We have questioned the metaphysical status Campbell attaches to the hero, equating as he does the hero with a God in his work “The Hero with a thousand faces”. Overcoming overwhleming forces and manifesting supernatural powers against terrifying monsters are certainly not as realistic as the Socratic responses to the overwhelming forces he was confronted with. Socrates of course was not a mythological figure and would have objected to be called a God in the way Buddha was. The Buddha narrative speaks of an unnantural birth and a figure who sits under a Bodi tree “fighting a dark army” led by Kama-Mara. There was not, for Socrates, as there was for Buddha, a King of the Serpents protecting him from various supernatural dangers.

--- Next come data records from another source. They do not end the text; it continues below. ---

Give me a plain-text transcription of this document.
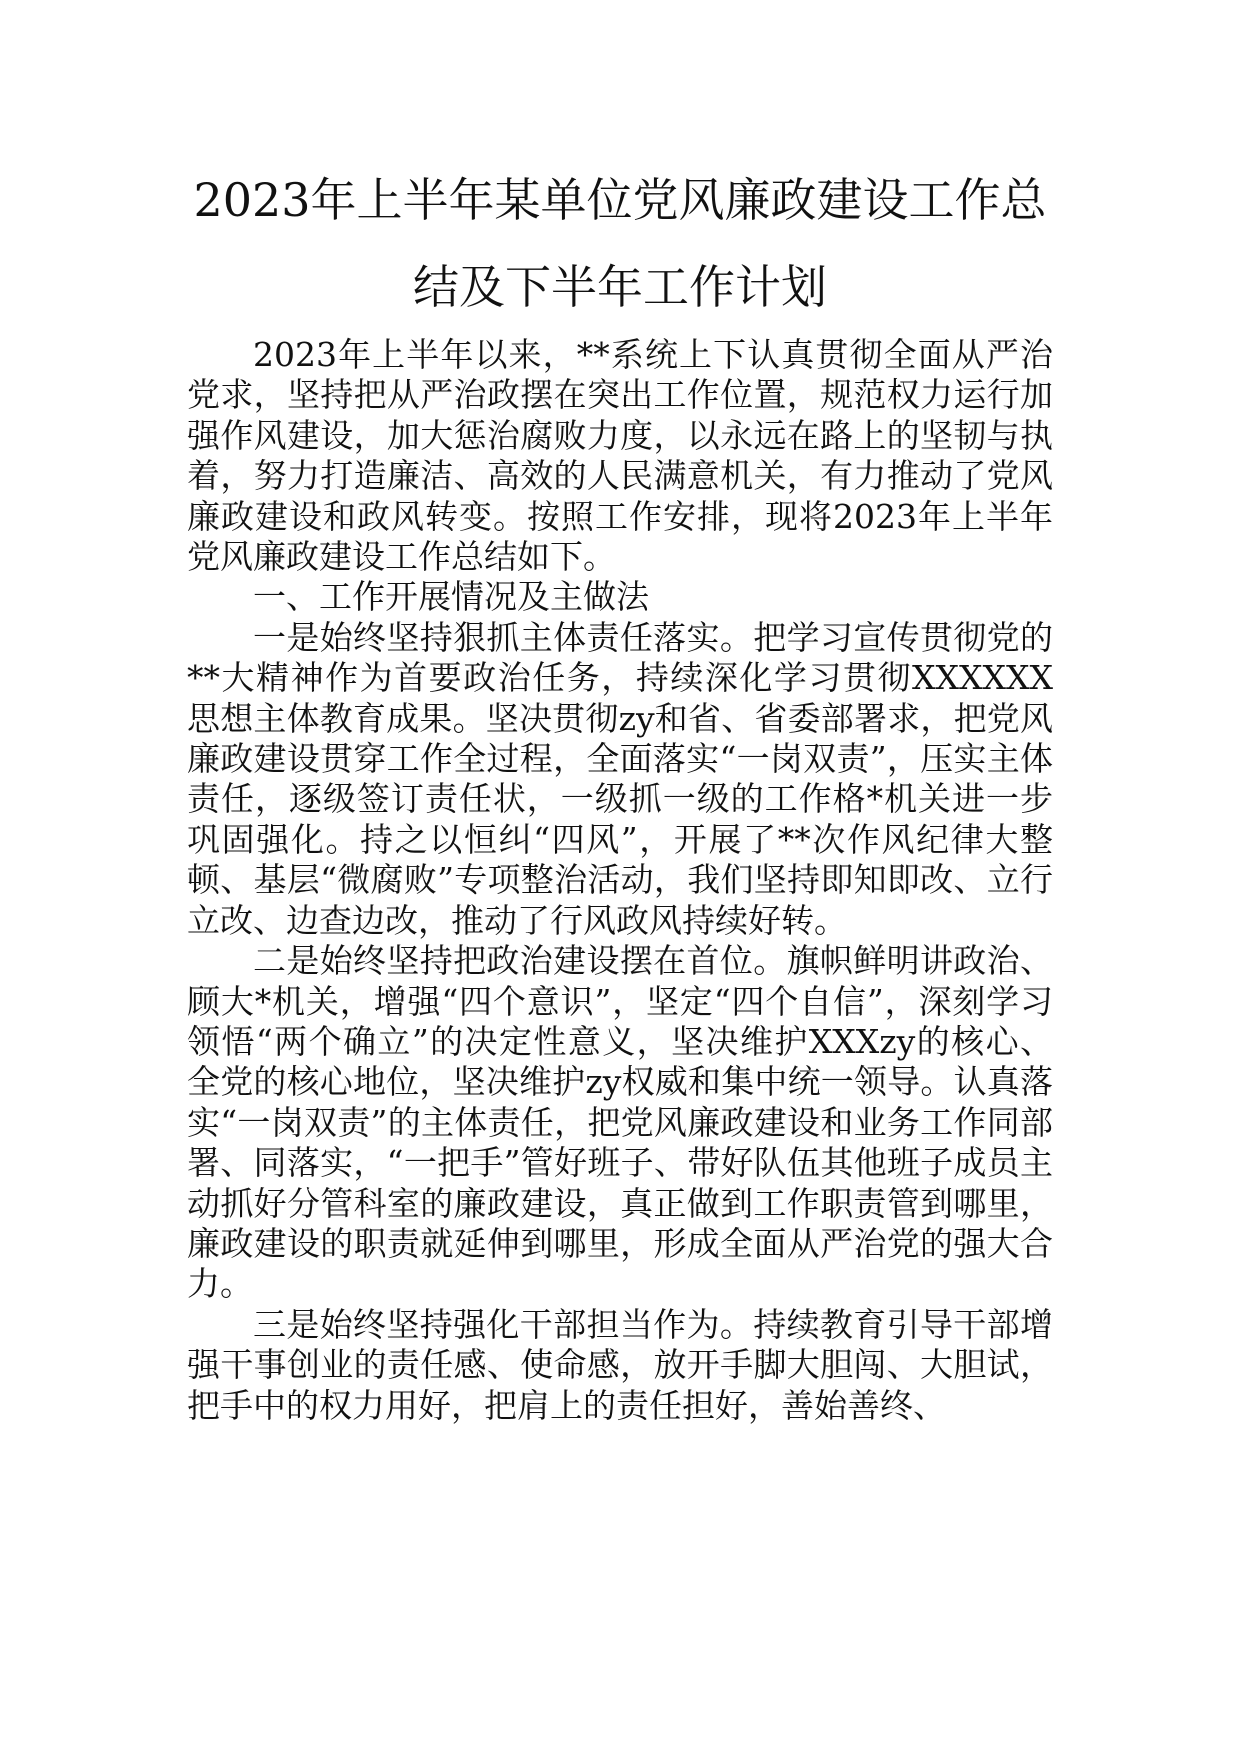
2023年上半年某单位党风廉政建设工作总
结及下半年工作计划

2023年上半年以来，**系统上下认真贯彻全面从严治党求，坚持把从严治政摆在突出工作位置，规范权力运行加强作风建设，加大惩治腐败力度，以永远在路上的坚韧与执着，努力打造廉洁、高效的人民满意机关，有力推动了党风廉政建设和政风转变。按照工作安排，现将2023年上半年党风廉政建设工作总结如下。

一、工作开展情况及主做法

一是始终坚持狠抓主体责任落实。把学习宣传贯彻党的**大精神作为首要政治任务，持续深化学习贯彻XXXXXX思想主体教育成果。坚决贯彻zy和省、省委部署求，把党风廉政建设贯穿工作全过程，全面落实“一岗双责”，压实主体责任，逐级签订责任状，一级抓一级的工作格*机关进一步巩固强化。持之以恒纠“四风”，开展了**次作风纪律大整顿、基层“微腐败”专项整治活动，我们坚持即知即改、立行立改、边查边改，推动了行风政风持续好转。

二是始终坚持把政治建设摆在首位。旗帜鲜明讲政治、顾大*机关，增强“四个意识”，坚定“四个自信”，深刻学习领悟“两个确立”的决定性意义，坚决维护XXXzy的核心、全党的核心地位，坚决维护zy权威和集中统一领导。认真落实“一岗双责”的主体责任，把党风廉政建设和业务工作同部署、同落实，“一把手”管好班子、带好队伍其他班子成员主动抓好分管科室的廉政建设，真正做到工作职责管到哪里，廉政建设的职责就延伸到哪里，形成全面从严治党的强大合力。

三是始终坚持强化干部担当作为。持续教育引导干部增强干事创业的责任感、使命感，放开手脚大胆闯、大胆试，把手中的权力用好，把肩上的责任担好，善始善终、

Campbell also refers to Prometheus and his world-transcending deed of stealing fire from the Gods to give to humanity. There is here an allusion to the pre-history of humanity, and the importance of the role of fire in the early phases of the primitive hunting/gathering groups living in caves. The narrative surrounding Prometheus, however, was not a clinical historical account but rather a narrative driven by the passionate desires: a narrative that desired to metaphorically communicate the sacred meaning of certain events in man’s history. Campbell claims that Jungian archetypes were involved in the construction of the Pometheus narrative, in particular the archetype of the Hero:
“Whether the hero be ridiculous or sublime, Greek or barbarian, Gentile or Jew, his journey varies little in essential plan. Popular tales represent the heroic action as physical: the higher religions show the deed to be moral: neverthless there will be found astonishingly little variation in the morphology of the adventure, the character roles involved, the victories gained. If one or another of the basic elements of the archetypal pattern is omitted from a given fairy tale, legend, ritual, or myth, it is bound to be somehow or other implied–and the omission itself can speak volumes for the history and pathology of the example.” Page 30 “The Hero with the thousand faces “
Philosophical mythology would of course not be so concerned with physical world-historical deeds such as those attributed to Achilles , but more concerned with the moral deeds of world-philosophical characters such as Socrates, e.g. his activities in the agora and his relation to death as a consequence of his death sentence by the Athenian courts.